Ensuite, j’ai de nouveau croisé la programmation en première année d’études supérieures (programmation en Scheme, langage quasiment défunt, voir sa fiche Wikipedia), puis en licence avec Turbo Pascal, c’est à ce moment-là que je me suis réellement mis de nouveau à programmer de manière intensive. J’ai vu beaucoup de souffrance chez les enseignés, y compris pour des étudiants en deuxième cycle de science dans cet apprentissage. Quand j’en parle avec des gens ayant suivi une formation en physique, en mathématiques, en chimie ou en biologie, le fait revient souvent : la programmation n’intéresse pas tous les scientifiques, loin de là.
Dans mon établissement, le nombre d’élèves intéressés par cette activité (qui implique donc de rester dans l’établissement hors temps scolaire) est de l’ordre de 5 à 10 %. C’est ce public qui est ma cible.
Code Pascal sous Lazarus – Le code pascal est particulièrement lisible, même pour un débutant, tout en permettant la production, c’est un atout unique
Mon choix s’est naturellement porté sur Lazarus, inspiré de Delphi que j’utilise depuis 1996 (!). Il est moins robuste, moins stable que Delphi, génère par défaut des exe énormes (puisqu’il y intègre les infos de débuggage), il est en conséquence très lent en réseau mais bénéficie d’un meilleur éditeur que Delphi (cela me met en colère de voir ce que propose Delphi de ce point de vue sur un outil tarifé 1200 euros !) et est gratuit. Mon expérience de Delphi (évidemment inférieure à celle d’un professionnel mais tout de même importante) me facilite énormément la tâche.
J’ai lancé un appel aux élèves de mon établissement en insistant sur le fait que je recrutais des élèves motivés et à l’aise en maths. J’ai eu plus de 25 candidatures, uniquement masculines (pas de Marisa Mayer à Contrexéville a priori), alors que je visais un groupe de 10 élèves.
J’en ai finalement pris onze (randomisés) pour la première session de niveaux sixième jusqu’à la troisième. C’est un peu trop, l’idéal se situe à mon très humble avis autour de 8 élèves pour les toutes premières séances.
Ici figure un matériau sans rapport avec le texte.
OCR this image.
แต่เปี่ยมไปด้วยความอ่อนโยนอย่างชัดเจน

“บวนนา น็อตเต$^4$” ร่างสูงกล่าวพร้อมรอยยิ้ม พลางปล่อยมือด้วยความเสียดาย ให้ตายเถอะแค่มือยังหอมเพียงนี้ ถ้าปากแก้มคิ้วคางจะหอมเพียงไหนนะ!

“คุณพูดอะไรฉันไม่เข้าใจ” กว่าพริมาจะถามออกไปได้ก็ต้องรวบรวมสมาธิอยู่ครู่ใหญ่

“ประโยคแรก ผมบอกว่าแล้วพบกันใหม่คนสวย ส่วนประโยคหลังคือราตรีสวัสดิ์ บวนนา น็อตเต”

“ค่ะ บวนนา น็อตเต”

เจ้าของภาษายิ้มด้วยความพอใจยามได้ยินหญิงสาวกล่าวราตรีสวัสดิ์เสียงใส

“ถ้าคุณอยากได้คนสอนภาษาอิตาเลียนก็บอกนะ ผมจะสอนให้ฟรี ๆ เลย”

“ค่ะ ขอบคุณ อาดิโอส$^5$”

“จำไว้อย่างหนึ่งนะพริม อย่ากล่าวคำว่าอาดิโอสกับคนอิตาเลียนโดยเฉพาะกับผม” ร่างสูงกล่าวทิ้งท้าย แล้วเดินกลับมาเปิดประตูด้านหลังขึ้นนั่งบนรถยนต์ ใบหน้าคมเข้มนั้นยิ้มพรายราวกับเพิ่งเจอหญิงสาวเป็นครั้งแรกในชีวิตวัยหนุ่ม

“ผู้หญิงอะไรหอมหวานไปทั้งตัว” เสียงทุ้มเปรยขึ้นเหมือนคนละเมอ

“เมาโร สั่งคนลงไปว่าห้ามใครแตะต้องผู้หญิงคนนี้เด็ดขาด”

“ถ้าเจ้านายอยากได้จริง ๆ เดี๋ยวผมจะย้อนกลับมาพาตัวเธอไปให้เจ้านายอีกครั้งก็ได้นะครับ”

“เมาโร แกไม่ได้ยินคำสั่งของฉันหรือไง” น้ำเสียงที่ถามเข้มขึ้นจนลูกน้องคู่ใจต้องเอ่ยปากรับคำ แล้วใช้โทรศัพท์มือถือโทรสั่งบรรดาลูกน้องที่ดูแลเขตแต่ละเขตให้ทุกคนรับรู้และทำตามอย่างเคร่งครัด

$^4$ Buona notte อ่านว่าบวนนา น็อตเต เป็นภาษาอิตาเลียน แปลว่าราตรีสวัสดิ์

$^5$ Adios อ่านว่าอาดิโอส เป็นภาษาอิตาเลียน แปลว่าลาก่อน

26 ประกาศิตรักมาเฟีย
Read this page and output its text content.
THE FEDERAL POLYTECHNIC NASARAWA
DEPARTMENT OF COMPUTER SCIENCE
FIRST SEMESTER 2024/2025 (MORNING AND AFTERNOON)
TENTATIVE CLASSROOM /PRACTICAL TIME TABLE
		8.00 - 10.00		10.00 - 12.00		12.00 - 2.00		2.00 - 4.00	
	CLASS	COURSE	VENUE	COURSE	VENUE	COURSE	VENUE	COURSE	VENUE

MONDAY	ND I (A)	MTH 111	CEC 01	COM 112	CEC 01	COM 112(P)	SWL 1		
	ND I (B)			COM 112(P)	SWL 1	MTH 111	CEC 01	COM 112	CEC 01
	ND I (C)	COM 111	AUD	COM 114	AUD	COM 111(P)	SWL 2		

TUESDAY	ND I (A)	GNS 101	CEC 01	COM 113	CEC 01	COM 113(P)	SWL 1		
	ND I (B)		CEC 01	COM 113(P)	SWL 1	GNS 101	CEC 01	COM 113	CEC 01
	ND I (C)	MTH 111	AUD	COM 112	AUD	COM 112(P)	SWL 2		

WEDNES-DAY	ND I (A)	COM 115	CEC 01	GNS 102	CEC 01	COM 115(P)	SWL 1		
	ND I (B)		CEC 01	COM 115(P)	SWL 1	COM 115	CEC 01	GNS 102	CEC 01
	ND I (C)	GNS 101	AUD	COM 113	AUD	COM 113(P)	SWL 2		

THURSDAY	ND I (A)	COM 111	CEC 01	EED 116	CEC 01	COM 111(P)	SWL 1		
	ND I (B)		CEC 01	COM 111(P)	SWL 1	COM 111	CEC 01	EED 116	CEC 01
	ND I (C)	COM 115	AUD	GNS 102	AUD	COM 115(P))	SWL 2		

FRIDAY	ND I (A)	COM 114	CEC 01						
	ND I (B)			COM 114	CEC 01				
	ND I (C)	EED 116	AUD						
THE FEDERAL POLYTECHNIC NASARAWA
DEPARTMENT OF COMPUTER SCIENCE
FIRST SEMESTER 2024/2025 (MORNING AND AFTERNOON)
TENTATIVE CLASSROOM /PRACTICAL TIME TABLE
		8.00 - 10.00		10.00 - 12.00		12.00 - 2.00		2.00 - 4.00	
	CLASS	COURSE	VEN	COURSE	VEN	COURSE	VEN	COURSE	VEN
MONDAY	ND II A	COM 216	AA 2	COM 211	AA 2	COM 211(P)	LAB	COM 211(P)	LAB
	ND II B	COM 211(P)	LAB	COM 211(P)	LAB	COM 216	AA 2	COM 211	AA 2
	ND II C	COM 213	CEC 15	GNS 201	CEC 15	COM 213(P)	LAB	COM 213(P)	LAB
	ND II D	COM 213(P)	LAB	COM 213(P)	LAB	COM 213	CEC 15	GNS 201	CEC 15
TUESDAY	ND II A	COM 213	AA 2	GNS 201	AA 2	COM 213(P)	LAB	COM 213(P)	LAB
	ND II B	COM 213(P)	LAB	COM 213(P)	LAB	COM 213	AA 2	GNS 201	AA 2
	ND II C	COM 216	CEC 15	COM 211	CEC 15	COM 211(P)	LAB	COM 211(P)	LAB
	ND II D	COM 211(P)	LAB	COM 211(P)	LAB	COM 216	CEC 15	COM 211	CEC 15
Ma première séance s’est déroulée jeudi 20 mars , ce fut vraiment, réellement, indiscutablement un instant de pur bonheur : après qu’il aient été mis sur les rails, mes jeunes développeurs se sont parfaitement acquittés de leur tâche, tous y sont parvenus, mes deux élèves de sixième étant parmi les plus à l’aise ! Preuve de leur intérêt, j’ai dû mettre tout le monde dehors 20 minutes après l’horaire officiel de fin de la séance ! La chaleur, l’intérêt, la reconnaissance renvoyés par mes développeurs en herbe m’ont marqué.
Merci, merci, merci, à mes élèves pour ce moment intense qui m’a transporté 30 ans en arrière !
Je suis évidemment très enthousiaste et cela prouve, quoiqu’on en pense, qu’il est possible d’aborder le monde du développement très tôt directement en générant des applications Windows.
Lazarus sur le Web : http://www.lazarus.freepascal.org/
Les documents, base de travail de mes élèves pour les quatre premières heures (pour les meilleurs), pour la suite, je propose du travail différencié en fonction des aptitudes et des envies de chacun :
seance1_Lazarus (fichier Pdf, 5 pages, 500 ko environ )
seance2_Lazarus (fichier Pdf, 7 pages, 650 ko environ )
Ces documents sont évidemment perfectibles, je m’estime compétent en Pascal objet, mais absolument néophyte dans l’art de l’enseigner.